Lors de sa séance du 10 décembre 2024, la commission a déclaré sa demande recevable.
Cette décision a été notifiée à la débitrice et aux créanciers, et notamment à la [8] par échange de données informatiques le 11 décembre 2024.
Le 13 décembre 2024, la [8] a formé un recours à l’encontre de cette décision de recevabilité, et son recours a été motivé comme suit : surendettement volontaire.
La commission nous a transmis le dossier qui a été reçu au greffe du contentieux de la protection du Tribunal judiciaire de SOISSONS le 26 décembre 2024, et les parties ont été convoquées à l’audience du 18 mars 2025.
A cette audience, la [8] n’a pas comparu mais elle a fait parvenir l’exposé de ses moyens à la partie adverse avant l’audience, conformément aux dispositions des articles R331-9-2 du code de la consommation et 446-1 du code de procédure civile. Elle indique que Madame [I] [O] a déposé son dossier de surendettement le 8 novembre 2024 mais avait connaissance de sa situation financière compliquée avant cette date puisqu’elle a souscrit son prêt auprès de la banque peu avant ledit dépôt et a ainsi débloqué les sommes de 1.500 euros les 13 août 2024, 27 septembre 2024 et 11 octobre 2024 sur son PASSEPORT CRÉDIT et de 100,64 euros le 6 novembre 2024 sur le PLAN 4. Elle explique que l’analyse de ses comptes bancaires démontrent que les financements effectués ont permis à Madame [I] [O] de vivre au-dessus de ses moyens.

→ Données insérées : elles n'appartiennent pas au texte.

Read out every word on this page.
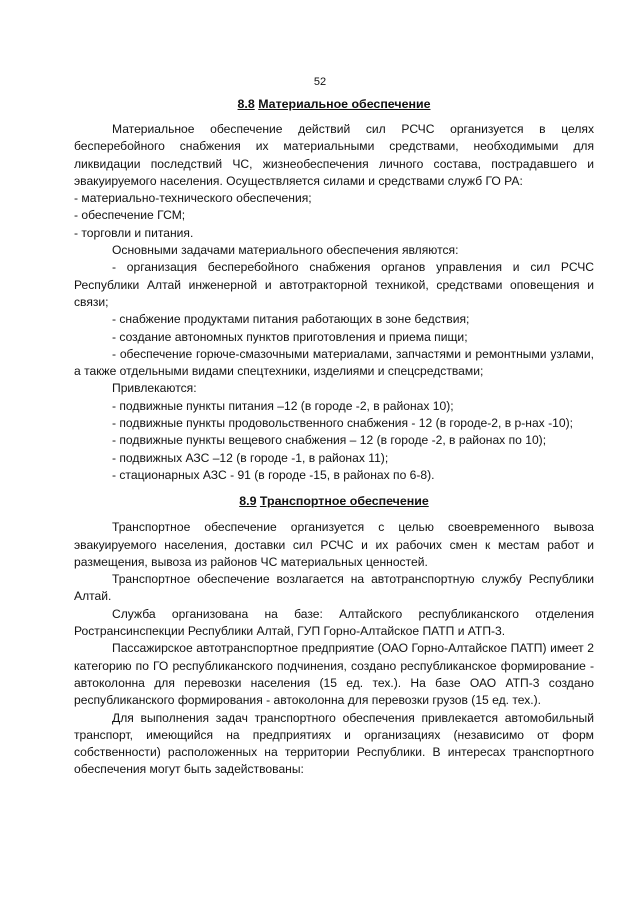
52
8.8 Материальное обеспечение

Материальное обеспечение действий сил РСЧС организуется в целях бесперебойного снабжения их материальными средствами, необходимыми для ликвидации последствий ЧС, жизнеобеспечения личного состава, пострадавшего и эвакуируемого населения. Осуществляется силами и средствами служб ГО РА:

- материально-технического обеспечения;

- обеспечение ГСМ;

- торговли и питания.

Основными задачами материального обеспечения являются:

- организация бесперебойного снабжения органов управления и сил РСЧС Республики Алтай инженерной и автотракторной техникой, средствами оповещения и связи;

- снабжение продуктами питания работающих в зоне бедствия;

- создание автономных пунктов приготовления и приема пищи;

- обеспечение горюче-смазочными материалами, запчастями и ремонтными узлами, а также отдельными видами спецтехники, изделиями и спецсредствами;

Привлекаются:

- подвижные пункты питания –12 (в городе -2, в районах 10);

- подвижные пункты продовольственного снабжения - 12 (в городе-2, в р-нах -10);

- подвижные пункты вещевого снабжения – 12 (в городе -2, в районах по 10);

- подвижных АЗС –12 (в городе -1, в районах 11);

- стационарных АЗС - 91 (в городе -15, в районах по 6-8).

8.9 Транспортное обеспечение

Транспортное обеспечение организуется с целью своевременного вывоза эвакуируемого населения, доставки сил РСЧС и их рабочих смен к местам работ и размещения, вывоза из районов ЧС материальных ценностей.

Транспортное обеспечение возлагается на автотранспортную службу Республики Алтай.

Служба организована на базе: Алтайского республиканского отделения Ространсинспекции Республики Алтай, ГУП Горно-Алтайское ПАТП и АТП-3.

Пассажирское автотранспортное предприятие (ОАО Горно-Алтайское ПАТП) имеет 2 категорию по ГО республиканского подчинения, создано республиканское формирование - автоколонна для перевозки населения (15 ед. тех.). На базе ОАО АТП-3 создано республиканского формирования - автоколонна для перевозки грузов (15 ед. тех.).

Для выполнения задач транспортного обеспечения привлекается автомобильный транспорт, имеющийся на предприятиях и организациях (независимо от форм собственности) расположенных на территории Республики. В интересах транспортного обеспечения могут быть задействованы:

La banque relève qu’en septembre 2024, il y a eu pour plus de 3.500 euros de cartes bancaires, de 2.800 euros au mois d’octobre 2024 ainsi que de 2.400 euros en novembre 2024 au moment du dépôt du dossier de surendettement. Elle relève que ces dépenses ne présentent aucun caractère de première nécessité. Elle ajoute que la décision de recevabilité n’a pas modifié le mode de fonctionnement de la débitrice qui a financé un airbnb en janvier 2025 pour un voyage à [Localité 14] en février 2025. La [8] ajoute que le train de vie de Madame [I] [O] au moment du dépôt et la recevabilité du dossier n’est pas en adéquation avec la situation de surendettement. Madame [I] [O] s’est endettée volontairement et ce dans le seul but de vivre au-dessus de ses moyens. Elle conclut que Madame [I] [O] doit être déclarée irrecevable en sa demande de bénéficier de la procédure de surendettement. Elle justifie avoir transmis par courrier recommandé avec accusé de réception son argumentation à Madame [I] [O] et que le pli a été remis à la débitrice contre signature le 21 février 2025.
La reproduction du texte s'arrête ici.